Gasoline prices pop back up above $2

Ponca City Now - February 10, 2015 12:45 pm

After dwelling below $2.00 for 46 days, Oklahoma’s average price for self-serve regular gasoline popped back above that threshold last Sunday and now stands at $2.03 per gallon, gaining 24 cents over the last three weeks.

“West Texas Intermediate has jumped $8.41 since hitting $44.45 per barrel on Jan. 28. That is what’s driving this train,” said Chuck Mai, spokesman for AAA Oklahoma. “Another influencer is the supply of gasoline, which has tightened somewhat lately as refineries ramp down to do their spring dance of converting to the production of summer-grade fuels.”

According to, five states have statewide gas price averages below $2.00 per gallon today, 20 fewer than one week ago. The five are Idaho ($1.89), Utah ($1.92), Montana ($1.93), South Carolina ($1.98) and Wyoming ($1.99).

Week-over-week prices are higher in 48 states with motorists in 32 states – including Oklahoma – paying a dime or more per gallon.

The national average price for regular unleaded gasoline has increased every day for two weeks for a total of 16 cents per gallon.

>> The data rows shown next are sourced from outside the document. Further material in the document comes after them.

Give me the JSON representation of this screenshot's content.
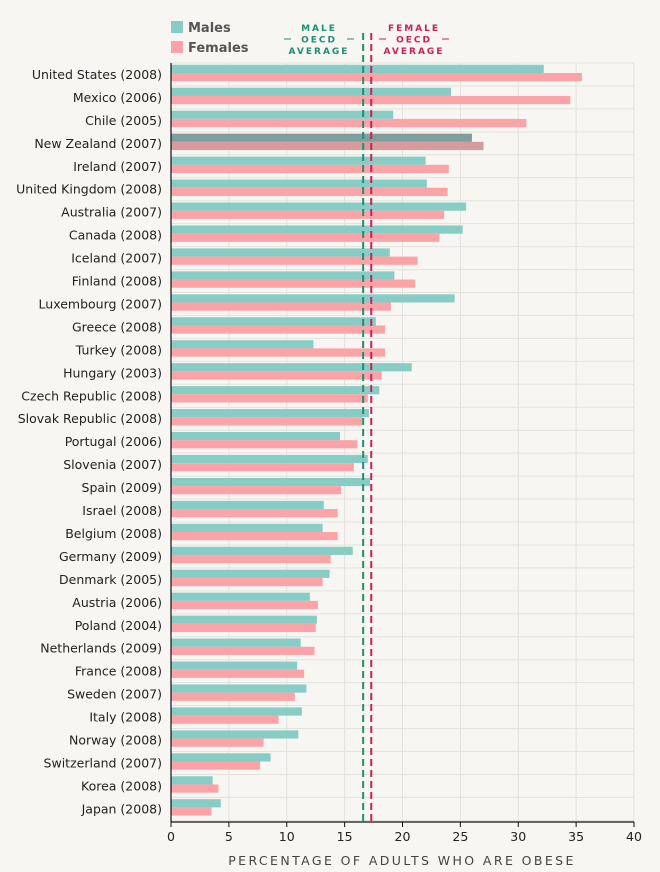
{
  "chart_data": {
    "type": "bar",
    "orientation": "horizontal",
    "xlabel": "PERCENTAGE OF ADULTS WHO ARE OBESE",
    "xlim": [
      0,
      40
    ],
    "xticks": [
      0,
      5,
      10,
      15,
      20,
      25,
      30,
      35,
      40
    ],
    "grid": true,
    "legend_position": "top-left",
    "categories": [
      "United States (2008)",
      "Mexico (2006)",
      "Chile (2005)",
      "New Zealand (2007)",
      "Ireland (2007)",
      "United Kingdom (2008)",
      "Australia (2007)",
      "Canada (2008)",
      "Iceland (2007)",
      "Finland (2008)",
      "Luxembourg (2007)",
      "Greece (2008)",
      "Turkey (2008)",
      "Hungary (2003)",
      "Czech Republic (2008)",
      "Slovak Republic (2008)",
      "Portugal (2006)",
      "Slovenia (2007)",
      "Spain (2009)",
      "Israel (2008)",
      "Belgium (2008)",
      "Germany (2009)",
      "Denmark (2005)",
      "Austria (2006)",
      "Poland (2004)",
      "Netherlands (2009)",
      "France (2008)",
      "Sweden (2007)",
      "Italy (2008)",
      "Norway (2008)",
      "Switzerland (2007)",
      "Korea (2008)",
      "Japan (2008)"
    ],
    "highlighted_category": "New Zealand (2007)",
    "series": [
      {
        "name": "Males",
        "color": "#88ccc6",
        "highlight_color": "#7d9e9d",
        "values": [
          32.2,
          24.2,
          19.2,
          26.0,
          22.0,
          22.1,
          25.5,
          25.2,
          18.9,
          19.3,
          24.5,
          17.7,
          12.3,
          20.8,
          18.0,
          17.1,
          14.6,
          17.0,
          17.2,
          13.2,
          13.1,
          15.7,
          13.7,
          12.0,
          12.6,
          11.2,
          10.9,
          11.7,
          11.3,
          11.0,
          8.6,
          3.6,
          4.3
        ]
      },
      {
        "name": "Females",
        "color": "#fba3a7",
        "highlight_color": "#d49c9d",
        "values": [
          35.5,
          34.5,
          30.7,
          27.0,
          24.0,
          23.9,
          23.6,
          23.2,
          21.3,
          21.1,
          19.0,
          18.5,
          18.5,
          18.2,
          17.0,
          16.5,
          16.1,
          15.8,
          14.7,
          14.4,
          14.4,
          13.8,
          13.1,
          12.7,
          12.5,
          12.4,
          11.5,
          10.7,
          9.3,
          8.0,
          7.7,
          4.1,
          3.5
        ]
      }
    ],
    "reference_lines": [
      {
        "name": "male-oecd-average",
        "value": 16.6,
        "color": "#1f8f72",
        "label_lines": [
          "MALE",
          "OECD",
          "AVERAGE"
        ]
      },
      {
        "name": "female-oecd-average",
        "value": 17.3,
        "color": "#cc1f5a",
        "label_lines": [
          "FEMALE",
          "OECD",
          "AVERAGE"
        ]
      }
    ]
  }
}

Gas prices had previously dropped for a record 123 consecutive days before beginning to rise again on January 27. Today’s price of $2.19 per gallon is 12 cents more than one week ago and four cents more than one month ago. While prices have moved higher recently, the national average remains significantly below the price one year ago when U.S. motorists were paying $1.10 more per gallon on average to refuel their vehicles.

There is additional market uncertainty this week because approximately 5,200 members of the United Steelworkers union have walked off their jobs at refineries and chemical plants responsible for processing more than 10 percent of U.S. petroleum products. While this is the first nationwide strike at U.S. oil refineries since 1980, the work stoppage is not expected to have a significant impact on production in the short-term because refineries continue to operate. News of the strike has reportedly led to higher wholesale gasoline prices.

An oversupplied global market is expected to keep the price of crude relatively low for at least the first half of 2015. Nonetheless, the global market’s overall volatility is at a six-year high and prices have seesawed, often daily, in response to a number of factors that are putting pressure on the balance between supply and demand. High-cost production countries, such as the United States, continue to reassess their overall production goals. Plus, Saudi Arabia is currently maneuvering to protect its market share by adjusting prices to various countries, including Asia and the U.S.